On December 11, the elected officers of Chicago Local 786 filed suit in federal court requesting an injunction to stop an “illegal trusteeship” imposed by James Hoffa last July.
The complaint details the history of the take-over of Local 786, and names Chicago Joint Council president Terry Hancock as the force behind it.
If successful, the suit would end the trusteeship, restore democratic control of Local 786, and enjoin Hancock and Hoffa from further attempts to intimidate or merge the local.
The complaint notes that Hancock is an important political ally of Hoffa and “has a personal relationship of a political nature with President Hoffa.”

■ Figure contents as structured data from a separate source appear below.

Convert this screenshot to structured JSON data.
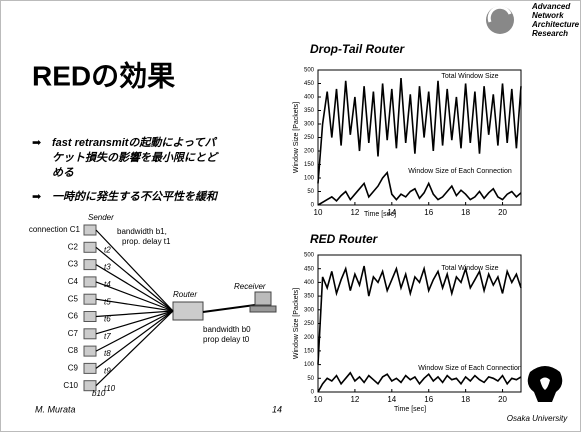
{
  "slide": {
    "logo": [
      "Advanced",
      "Network",
      "Architecture",
      "Research"
    ],
    "title": "REDの効果",
    "bullets": [
      [
        "fast retransmitの起動によってパ",
        "ケット損失の影響を最小限にとど",
        "める"
      ],
      [
        "一時的に発生する不公平性を緩和"
      ]
    ],
    "footer": {
      "author": "M. Murata",
      "page": "14",
      "affiliation": "Osaka University"
    }
  },
  "diagram": {
    "sender": "Sender",
    "connections": [
      "connection C1",
      "C2",
      "C3",
      "C4",
      "C5",
      "C6",
      "C7",
      "C8",
      "C9",
      "C10"
    ],
    "link1": [
      "bandwidth b1,",
      "prop. delay t1"
    ],
    "delays": [
      "t2",
      "t3",
      "t4",
      "t5",
      "t6",
      "t7",
      "t8",
      "t9",
      "t10"
    ],
    "last_bandwidth": "b10",
    "router": "Router",
    "receiver": "Receiver",
    "link0": [
      "bandwidth b0",
      "prop delay t0"
    ]
  },
  "chart_data": [
    {
      "type": "line",
      "title": "Drop-Tail Router",
      "x_label": "Time [sec]",
      "y_label": "Window Size [Packets]",
      "x": [
        10,
        10.25,
        10.5,
        10.75,
        11,
        11.25,
        11.5,
        11.75,
        12,
        12.25,
        12.5,
        12.75,
        13,
        13.25,
        13.5,
        13.75,
        14,
        14.25,
        14.5,
        14.75,
        15,
        15.25,
        15.5,
        15.75,
        16,
        16.25,
        16.5,
        16.75,
        17,
        17.25,
        17.5,
        17.75,
        18,
        18.25,
        18.5,
        18.75,
        19,
        19.25,
        19.5,
        19.75,
        20,
        20.25,
        20.5,
        20.75,
        21
      ],
      "series": [
        {
          "name": "Total Window Size",
          "color": "#000000",
          "values": [
            80,
            300,
            420,
            250,
            430,
            220,
            460,
            260,
            400,
            200,
            440,
            230,
            420,
            180,
            450,
            240,
            430,
            210,
            470,
            230,
            410,
            190,
            440,
            250,
            420,
            200,
            460,
            220,
            430,
            240,
            400,
            210,
            450,
            230,
            420,
            190,
            440,
            260,
            410,
            220,
            450,
            230,
            430,
            210,
            440
          ]
        },
        {
          "name": "Window Size of Each Connection",
          "color": "#000000",
          "values": [
            0,
            10,
            20,
            30,
            15,
            35,
            50,
            20,
            40,
            60,
            80,
            30,
            50,
            70,
            100,
            120,
            40,
            20,
            40,
            30,
            50,
            60,
            25,
            45,
            80,
            40,
            20,
            30,
            50,
            70,
            35,
            55,
            40,
            20,
            30,
            50,
            25,
            45,
            60,
            30,
            20,
            40,
            50,
            30,
            45
          ]
        }
      ],
      "xlim": [
        10,
        21
      ],
      "xticks": [
        10,
        12,
        14,
        16,
        18,
        20
      ],
      "ylim": [
        0,
        500
      ],
      "yticks": [
        0,
        50,
        100,
        150,
        200,
        250,
        300,
        350,
        400,
        450,
        500
      ]
    },
    {
      "type": "line",
      "title": "RED Router",
      "x_label": "Time [sec]",
      "y_label": "Window Size [Packets]",
      "x": [
        10,
        10.25,
        10.5,
        10.75,
        11,
        11.25,
        11.5,
        11.75,
        12,
        12.25,
        12.5,
        12.75,
        13,
        13.25,
        13.5,
        13.75,
        14,
        14.25,
        14.5,
        14.75,
        15,
        15.25,
        15.5,
        15.75,
        16,
        16.25,
        16.5,
        16.75,
        17,
        17.25,
        17.5,
        17.75,
        18,
        18.25,
        18.5,
        18.75,
        19,
        19.25,
        19.5,
        19.75,
        20,
        20.25,
        20.5,
        20.75,
        21
      ],
      "series": [
        {
          "name": "Total Window Size",
          "color": "#000000",
          "values": [
            100,
            420,
            380,
            440,
            360,
            410,
            450,
            370,
            430,
            390,
            460,
            350,
            420,
            400,
            440,
            370,
            410,
            450,
            380,
            430,
            360,
            420,
            400,
            450,
            370,
            410,
            440,
            380,
            430,
            360,
            420,
            400,
            450,
            380,
            410,
            440,
            370,
            430,
            390,
            420,
            360,
            440,
            400,
            430,
            380
          ]
        },
        {
          "name": "Window Size of Each Connection",
          "color": "#000000",
          "values": [
            0,
            30,
            50,
            40,
            60,
            30,
            50,
            70,
            40,
            55,
            35,
            60,
            45,
            30,
            55,
            65,
            40,
            50,
            35,
            60,
            45,
            55,
            30,
            50,
            65,
            40,
            55,
            35,
            60,
            45,
            50,
            30,
            55,
            40,
            60,
            45,
            35,
            55,
            50,
            40,
            60,
            30,
            50,
            45,
            55
          ]
        }
      ],
      "xlim": [
        10,
        21
      ],
      "xticks": [
        10,
        12,
        14,
        16,
        18,
        20
      ],
      "ylim": [
        0,
        500
      ],
      "yticks": [
        0,
        50,
        100,
        150,
        200,
        250,
        300,
        350,
        400,
        450,
        500
      ]
    }
  ]
}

The suit details a long campaign by Hancock to pressure or coerce Local 786 leaders to merge the local with Local 731, which Hancock heads. As far back as October 2018, Hoffa appointed a monitor of the local to limit the authority of the elected offices. The monitor issued a May 1 “deadline” to merge or face a trusteeship by Hoffa. The Local Union Executive Board met last February 28, and rejected the merger demand.
Hoffa’s appointed rep to the local, Thomas Cornelias, admitted before numerous witnesses that the reason for the trusteeship was the refusal to merge the local.
The members of Local 786 have stood solidly behind their elected officers who Hoffa ousted, and solidly against the trusteeship. Over 900 members – 80% of the entire local – signed a petition opposing the take-over.
The suit claims that Hancock wanted to force Local 786 to merge to eliminate local which had contracts “often superior to those of Local 731” and to gain control of its fully-funded pension plan. It further notes that Hancock wanted to “silence Local 786 as an independent voice opposing corrupt activities in the Joint Council and Local 731 and holding Hancock accountable for it.”
Attached to the lawsuit complaint as exhibits are the Local Union’s appeal of the trusteeship, and also charges filed in August by the Local 786 officers against Joint Council 25 regarding a pattern of corruption.
The suit and the attached exhibit rebut the stated reasons for the trusteeship, which involve claims that the local union failed to collect benefit contributions from owner-operators, and revived an old claim regarding a recycled agreement. The latter charge was closed by Hoffa over two years ago, and the former was rebutted by the local at the April 2019 trusteeship hearing.
The suit was filed by attorney Thomas Geoghegan, who has a long record of defending unions and the democratic rights of union members. The legal basis is the LMRDA, which is the federal union democracy law. The claims involve an illegal, politically motivated trusteeship, and also an attempt to stifle democratic rights to speak out against corruption.